The term ‘human capital’ encompasses the knowledge, skills and talents inherent in individuals. These skills represent an important source of productivity in an organization, and can be enhanced through training and education. But could an individual’s selection from a top educational institution constitute or signal that they will amount to a ‘better’ human capital resource for an organization in the long-run?
In a 2014 working paper, researchers from Alberta School of Business looked at graduates of Ivy League schools with stringent admissions policies, in order to examine when and where such human capital offers the greatest value. Specifically, Danny Miller, Xiaowei Xu and Vikas Mehrotra asked whether it is simply their prestigious degree that gets them into good jobs and brings them favourable attention from the press, or do they actually outperform other CEOs?
This is a relevant question to consider today as it is now widely suggested that job performance rather than educational advantage is responsible for promotion and success in a corporate environment; and also that selective schools have become less socially elitist and more meritocratic, thus favouring the effects of human versus social capital.
The researchers found that the Ivy League educated CEOs had led firms with higher market valuations and also had a greater ability to sustain that valuation than other CEOs in the group. The advantage was strongest for undergraduate rather than graduate programs. This may be because undergraduate programs at Ivy League schools select for general intelligence, analytical ability, social skills and past achievements — academic and non-academic alike.
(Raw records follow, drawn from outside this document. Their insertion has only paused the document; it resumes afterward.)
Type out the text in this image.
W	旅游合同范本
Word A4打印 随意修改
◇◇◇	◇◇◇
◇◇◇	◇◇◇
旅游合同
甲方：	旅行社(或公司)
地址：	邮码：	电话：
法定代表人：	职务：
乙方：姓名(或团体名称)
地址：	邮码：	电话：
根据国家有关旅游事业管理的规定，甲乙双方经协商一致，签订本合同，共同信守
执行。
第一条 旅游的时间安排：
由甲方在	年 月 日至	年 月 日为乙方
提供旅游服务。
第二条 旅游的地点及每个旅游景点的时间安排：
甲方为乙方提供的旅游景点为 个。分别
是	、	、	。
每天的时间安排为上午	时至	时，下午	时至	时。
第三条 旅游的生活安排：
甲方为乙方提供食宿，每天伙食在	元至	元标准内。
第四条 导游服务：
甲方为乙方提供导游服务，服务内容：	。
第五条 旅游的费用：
These are also the sort of skills that are most relevant to the demands of a CEO. Graduate programs, on the other hand, base selection for admission more on general cognitive intelligence (essentially IQ) and competency within a specialized field of knowledge. CEOs from elite schools did better in their early careers, when younger, and in small companies, where they were more able to apply CEO-relevant undergraduate program-related skills than in larger corporations.
Methodology: The researchers identified 444 magazine covers from Business Week, Fortune and Forbes, that celebrated positive stories about Ivy League CEOs. The covers ranged from 1970–2008, and were compared with a random sample of 50 covers also chosen from the journals, as well as CEOs from Fortune 500 firms. The Ivy League Schools these CEOs were associated were Harvard, Yale, Princeton, Columbia, Brown, Dartmouth, Pennsylvania and Cornell.
Based on Milller, Xu and Mehrotra’s findings, it seems that under specific conditions, Ivy League-selected CEOs can indeed be considered a valuable resource. These CEOs show superiority in three ways:
However, this does not suggest that firms should specifically seek out Ivy League-educated individuals for CEO positions, as their success seemed to be found under specific conditions only: the firms have to be small, the CEOs younger and holding undergraduate rather than postgraduate Ivy League degrees.